Friday, February 28, 2014

This Is What Happens When A Fire Gets Into A Coal Mine

This is what happens when a fire gets into a coal mine. The exposed coal face burns, just like coal should, and smoulders through the underground seam where it’s safely protected from any firefighting. For the power plant town of Morwell, two hours east of Melbourne, this all began with a bushfire on February 9. Police are chasing a suspected arsonist who lit a fire beside the Strzelecki Highway which then burned through a timber plantation and into the mine. From the start, firefighters and the mine operator knew it’d be a bitch to put out. A mine spokesperson told Mining Australia that it’d take at least two weeks to extinguish "You can drop a bucket of water over it,” he said. “And it looks like the fire is out but it will come back as a smouldering fire." Until they could figure out to do, the residents were told to stay inside while the local council started handing out face masks. As of today the fire’s still burning and around 25,000 masks have been distributed.

Driving to Morwell you can see it from way back. It appears as a hump of smoke on the horizon and then your eyes get itchy. Having said that, Morwell produces 25% of Melbourne’s power from brown coal so it’s always a bit like that.
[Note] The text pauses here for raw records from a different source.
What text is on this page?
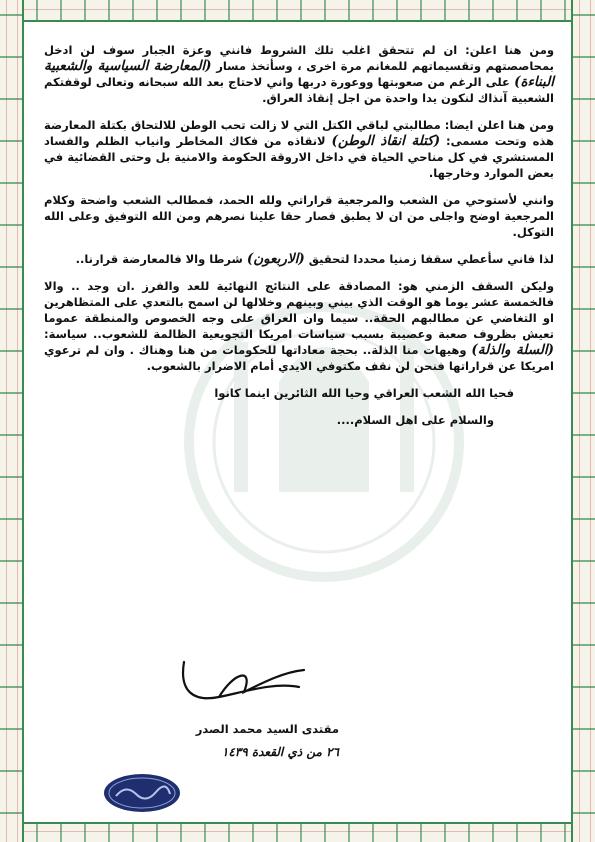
ومن هنا اعلن: ان لم تتحقق اغلب تلك الشروط فانني وعزة الجبار سوف لن ادخل بمحاصصتهم وتقسيماتهم للمغانم مرة اخرى ، وسأتخذ مسار (المعارضة السياسية والشعبية البناءة) على الرغم من صعوبتها ووعورة دربها واني لاحتاج بعد الله سبحانه وتعالى لوقفتكم الشعبية آنذاك لنكون يدا واحدة من اجل إنقاذ العراق.

ومن هنا اعلن ايضا: مطالبتي لباقي الكتل التي لا زالت تحب الوطن للالتحاق بكتلة المعارضة هذه وتحت مسمى: (كتلة انقاذ الوطن) لانقاذه من فكاك المخاطر وانياب الظلم والفساد المستشري في كل مناحي الحياة في داخل الاروقة الحكومة والامنية بل وحتى القضائية في بعض الموارد وخارجها.

وانني لأستوحي من الشعب والمرجعية قراراتي ولله الحمد، فمطالب الشعب واضحة وكلام المرجعية اوضح واجلى من ان لا يطبق فصار حقا علينا نصرهم ومن الله التوفيق وعلى الله التوكل.

لذا فاني سأعطي سقفا زمنيا محددا لتحقيق (الاربعون) شرطا والا فالمعارضة قرارنا..

وليكن السقف الزمني هو: المصادقة على النتائج النهائية للعد والفرز .ان وجد .. والا فالخمسة عشر يوما هو الوقت الذي بيني وبينهم وخلالها لن اسمح بالتعدي على المتظاهرين او التغاضي عن مطالبهم الحقة.. سيما وان العراق على وجه الخصوص والمنطقة عموما تعيش بظروف صعبة وعصيبة بسبب سياسات امريكا التجويعية الظالمة للشعوب.. سياسة: (السلة والذلة) وهيهات منا الذلة.. بحجة معاداتها للحكومات من هنا وهناك . وان لم ترعوي امريكا عن قراراتها فنحن لن نقف مكتوفي الايدي أمام الاضرار بالشعوب.

فحيا الله الشعب العراقي وحيا الله الثائرين اينما كانوا

والسلام على اهل السلام....

مقتدى السيد محمد الصدر
٢٦ من ذي القعدة ١٤٣٩
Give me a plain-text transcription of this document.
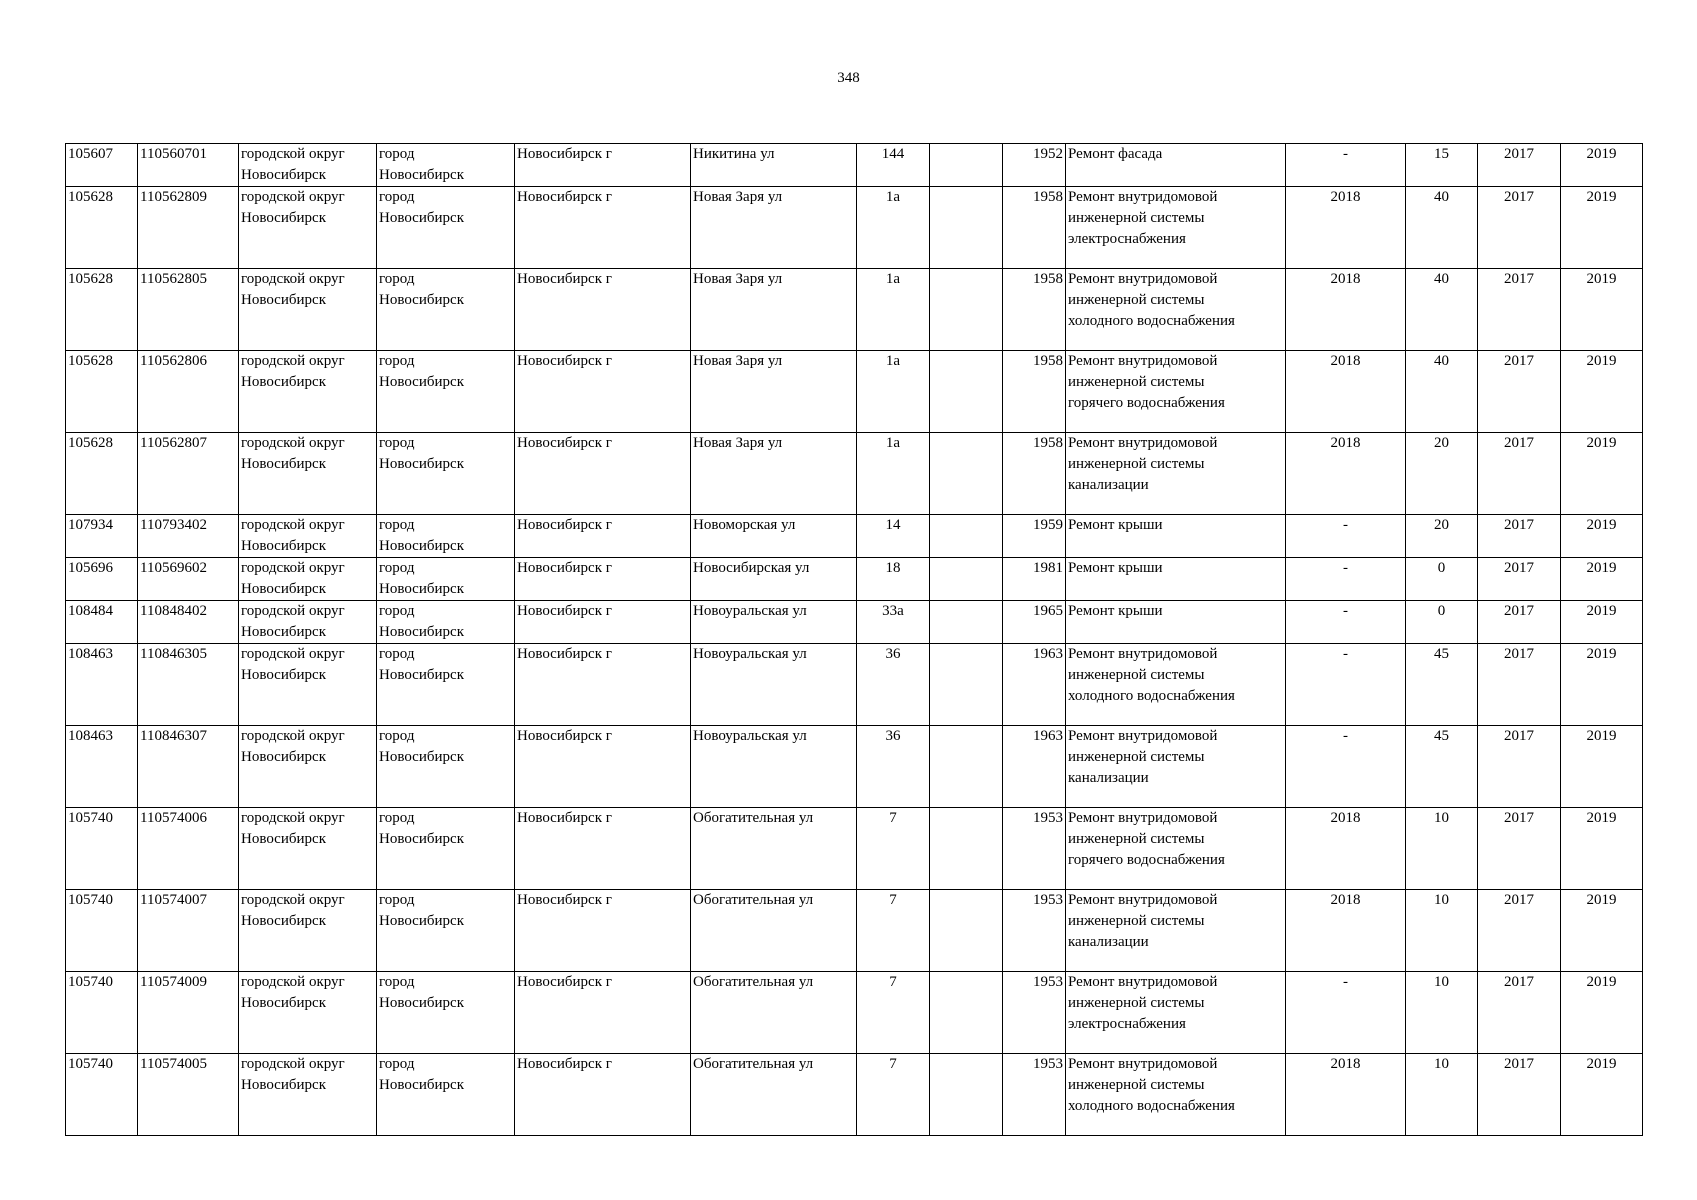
348
105607	110560701	городской округ
Новосибирск	город
Новосибирск	Новосибирск г	Никитина ул	144		1952	Ремонт фасада	-	15	2017	2019
105628	110562809	городской округ
Новосибирск	город
Новосибирск	Новосибирск г	Новая Заря ул	1а		1958	Ремонт внутридомовой
инженерной системы
электроснабжения	2018	40	2017	2019
105628	110562805	городской округ
Новосибирск	город
Новосибирск	Новосибирск г	Новая Заря ул	1а		1958	Ремонт внутридомовой
инженерной системы
холодного водоснабжения	2018	40	2017	2019
105628	110562806	городской округ
Новосибирск	город
Новосибирск	Новосибирск г	Новая Заря ул	1а		1958	Ремонт внутридомовой
инженерной системы
горячего водоснабжения	2018	40	2017	2019
105628	110562807	городской округ
Новосибирск	город
Новосибирск	Новосибирск г	Новая Заря ул	1а		1958	Ремонт внутридомовой
инженерной системы
канализации	2018	20	2017	2019
107934	110793402	городской округ
Новосибирск	город
Новосибирск	Новосибирск г	Новоморская ул	14		1959	Ремонт крыши	-	20	2017	2019
105696	110569602	городской округ
Новосибирск	город
Новосибирск	Новосибирск г	Новосибирская ул	18		1981	Ремонт крыши	-	0	2017	2019
108484	110848402	городской округ
Новосибирск	город
Новосибирск	Новосибирск г	Новоуральская ул	33а		1965	Ремонт крыши	-	0	2017	2019
108463	110846305	городской округ
Новосибирск	город
Новосибирск	Новосибирск г	Новоуральская ул	36		1963	Ремонт внутридомовой
инженерной системы
холодного водоснабжения	-	45	2017	2019
108463	110846307	городской округ
Новосибирск	город
Новосибирск	Новосибирск г	Новоуральская ул	36		1963	Ремонт внутридомовой
инженерной системы
канализации	-	45	2017	2019
105740	110574006	городской округ
Новосибирск	город
Новосибирск	Новосибирск г	Обогатительная ул	7		1953	Ремонт внутридомовой
инженерной системы
горячего водоснабжения	2018	10	2017	2019
105740	110574007	городской округ
Новосибирск	город
Новосибирск	Новосибирск г	Обогатительная ул	7		1953	Ремонт внутридомовой
инженерной системы
канализации	2018	10	2017	2019
105740	110574009	городской округ
Новосибирск	город
Новосибирск	Новосибирск г	Обогатительная ул	7		1953	Ремонт внутридомовой
инженерной системы
электроснабжения	-	10	2017	2019
105740	110574005	городской округ
Новосибирск	город
Новосибирск	Новосибирск г	Обогатительная ул	7		1953	Ремонт внутридомовой
инженерной системы
холодного водоснабжения	2018	10	2017	2019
Hazelwood power station, for which the coal mine was built, was also named the least carbon efficient plant in thirty countries by WWF in 2005, but given that, the locals seemed pretty excited about the smoke.

“It’s bad” Says Tony Morgan who owns the local laundrette. “The only good thing is business. Everyone’s clothes end up stinking so I’m getting people washing day and night.” I look around and there’s definitely a lot of people washing. Some are wearing masks, some aren’t. “But you’ve actually come on a good day. You should have seen it yesterday”. Tony shows me foul, brown panoramas of the town from his phone. “It’s all about the wind. Some days I can’t even see across the street.”

Down the street at Noodle Paradise the owner Bill repeats the same thing. He too has a dozen smog photos, including the one above, taken from his front lawn. “It wakes me up,” he says. “I just wake up and I feel like there’s no air and I know it’s the smoke outside. We close the windows, the doors, nothing works.”

Bill seems particularly angry. “Just don’t know why it’s taken three weeks to put out.” He says. “The CFA say another week, another week, and in that time we’re just told to stay inside.” It’s the sort of indignation that makes A Current Affair just so current, but then it’s also sort of ignoring the facts. As mining safety expert Professor David Cliff explained to ABC radio “Unlike timber, coal when it gets hot has massive thermal mass which is very hard to extinguish. There are a number of places known as 'burning mountains' in Australia where there are old underground coal deposits and cracks to the surface with smoke issuing from them. It will burn and continue to burn and can be very difficult to put out because the access to it is very deep." In the interview, David points to Burning Mountain in NSW, which was lit up by a lightning strike about six thousand years ago. It will continue burn at a meter a year for the foreseeable future.

The mine is easy enough to find. It’s a drive out of town and a climb over a barbed fence and there it is. The place smells like a steam train in a pioneer village and the ground is warm to touch. Across the pit, fire trucks head up and down the tiers, spraying water as best they can. Along the top of the mine is a fire-break cleared by bulldozers. Beyond that is blackened scrub from the fires. Peering into the scrub I can see a number of fires still burning, or sort of.

There a several cracks in the earth, running parallel to the mine rim, and red inside. I climb in from the firebreak and realise that the cracks are exposed coal seam, burning under the ground.

It took a while to snap the perfect selfie. In this time my shoes started to melt and I suddenly realised that falling into a hellish crevasse of burning coal was very possible, so I left.

In the dark the burning mine glows and you get a more accurate idea of the thing.

I stood and watched for a while, impressed with the wind fanning the coal face. Like wind on water the embers glow and ripple, sometimes sending up sparks.

I went home and a headache kept me awake for the drive. It’s all the smoke and soot which gets in your eyes. A lot of people have left, and there have been panicky calls to evacuate. In the meantime, firefighters claim that “observational reports from ground and aircraft has indicated significant progress has been made.” Experts have been called in to review strategy and everyone seems confident the fire will be out within weeks. But for the moment, avoid Morwell. It’s just not a healthy town.